There is a big difference though between the viewer experience then and now, created by the home video age and the rise of digital channels.  Note that from the Hand of Fear repeat, old Who is now deemed BBC 4 material, to be shown alongside documentaries on Stradivarius violins, not BBC 2 as when the 30th anniversary was on, and certainly not BBC 3 where new Who is seemingly on constant repeat alongside Family Guy and programmes about yoof culture.  Still, between DVDs being sold cheap in HMV and regular repeats, new Who doesn't suffer the problem of old fans in the 70s.  Any time they want to see Eccleston or Tennant they can flick through the channels, go on iPlayer or get out their DVDs.

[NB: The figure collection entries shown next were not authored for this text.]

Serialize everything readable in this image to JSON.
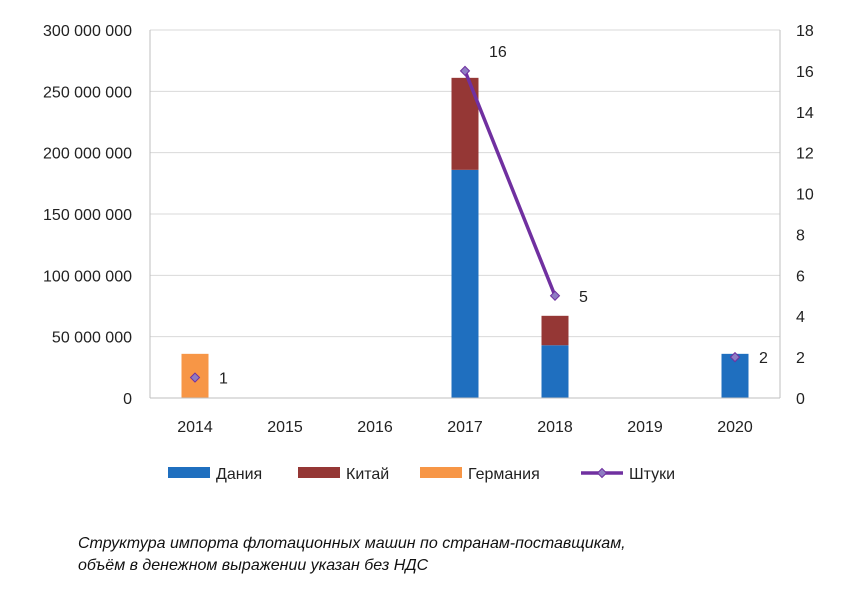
{
  "chart_data": {
    "type": "bar",
    "stacked": true,
    "categories": [
      "2014",
      "2015",
      "2016",
      "2017",
      "2018",
      "2019",
      "2020"
    ],
    "series": [
      {
        "name": "Дания",
        "type": "bar",
        "axis": "left",
        "color": "#1f6fbf",
        "values": [
          0,
          0,
          0,
          186000000,
          43000000,
          0,
          36000000
        ]
      },
      {
        "name": "Китай",
        "type": "bar",
        "axis": "left",
        "color": "#953735",
        "values": [
          0,
          0,
          0,
          75000000,
          24000000,
          0,
          0
        ]
      },
      {
        "name": "Германия",
        "type": "bar",
        "axis": "left",
        "color": "#f79646",
        "values": [
          36000000,
          0,
          0,
          0,
          0,
          0,
          0
        ]
      },
      {
        "name": "Штуки",
        "type": "line",
        "axis": "right",
        "color": "#7030a0",
        "values": [
          1,
          null,
          null,
          16,
          5,
          null,
          2
        ],
        "data_labels": [
          "1",
          "",
          "",
          "16",
          "5",
          "",
          "2"
        ]
      }
    ],
    "y_left": {
      "ylim": [
        0,
        300000000
      ],
      "ticks": [
        "0",
        "50 000 000",
        "100 000 000",
        "150 000 000",
        "200 000 000",
        "250 000 000",
        "300 000 000"
      ]
    },
    "y_right": {
      "ylim": [
        0,
        18
      ],
      "ticks": [
        "0",
        "2",
        "4",
        "6",
        "8",
        "10",
        "12",
        "14",
        "16",
        "18"
      ]
    },
    "grid": true,
    "legend_position": "bottom",
    "title": "",
    "xlabel": "",
    "ylabel": ""
  },
  "caption": {
    "line1": "Структура импорта флотационных машин по странам-поставщикам,",
    "line2": "объём в денежном выражении указан без НДС"
  }
}
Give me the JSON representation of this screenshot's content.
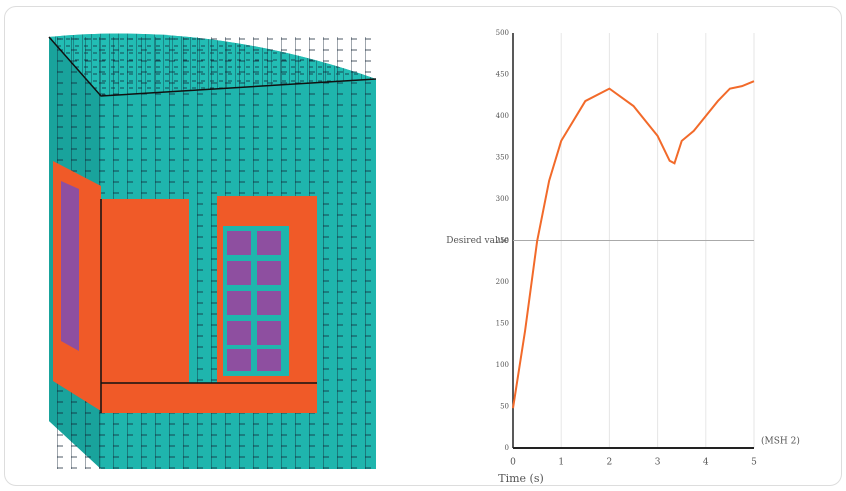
{
  "chart_data": {
    "type": "line",
    "x_label": "Time (s)",
    "x_unit": "(MSH 2)",
    "x": [
      0,
      0.25,
      0.5,
      0.75,
      1,
      1.5,
      2,
      2.5,
      3,
      3.25,
      3.35,
      3.5,
      3.75,
      4,
      4.25,
      4.5,
      4.75,
      5
    ],
    "series": [
      {
        "color": "#f26a2a",
        "values": [
          48,
          141,
          249,
          322,
          370,
          418,
          433,
          412,
          376,
          346,
          343,
          370,
          382,
          400,
          418,
          433,
          436,
          442
        ]
      }
    ],
    "xlim": [
      0,
      5
    ],
    "xticks": [
      0,
      1,
      2,
      3,
      4,
      5
    ],
    "ylim": [
      0,
      500
    ],
    "yticks": [
      0,
      50,
      100,
      150,
      200,
      250,
      300,
      350,
      400,
      450,
      500
    ],
    "reference_line": {
      "value": 250,
      "label": "Desired value"
    },
    "grid": true
  }
}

But although that takes a lot of the edge off seeing previous Doctors on the screen again, the fact that people still watch these repeats shows there's continued interest in them.  Furthermore, children are now growing up watching Doctor Who with no memory of the Eccleston era.  They are as much part of the past to a 10 year old now, as McCoy was to me when Paul McGann made his only appearance as Doctor Who.  To produce a new story allowing both young fans to see Eccleston in action for the first time, and for slightly older fans to see something other than reminiscences on DVD, would be grand.  It wouldn't matter if the plot was contrived because people want to see the characters in character.  It would be hugely entertaining.  The worst thing they could do is try to make a clever not-traditional multi doctor story in order to get the actors in but not have them play the roles we love them for, something pretentious and confused like Zagreus, for example.

No, Five Doctors good, Zagreus bad.  Stop trying to be clever and have fun.

As for the rest of the anniversary?  Well as I'll cover them another time, but they range from some great DVD releases, such as the Mind of Evil in full colour, a set of reprints of old novels with some dubious choices, and rumours of supposed missing episode discoveries that are being held back from public knowledge.  But reading around, these rumours span the view that there's nothing at all, to those claiming that a 'major haul' has been found.  I wouldn't put too much hope in that one.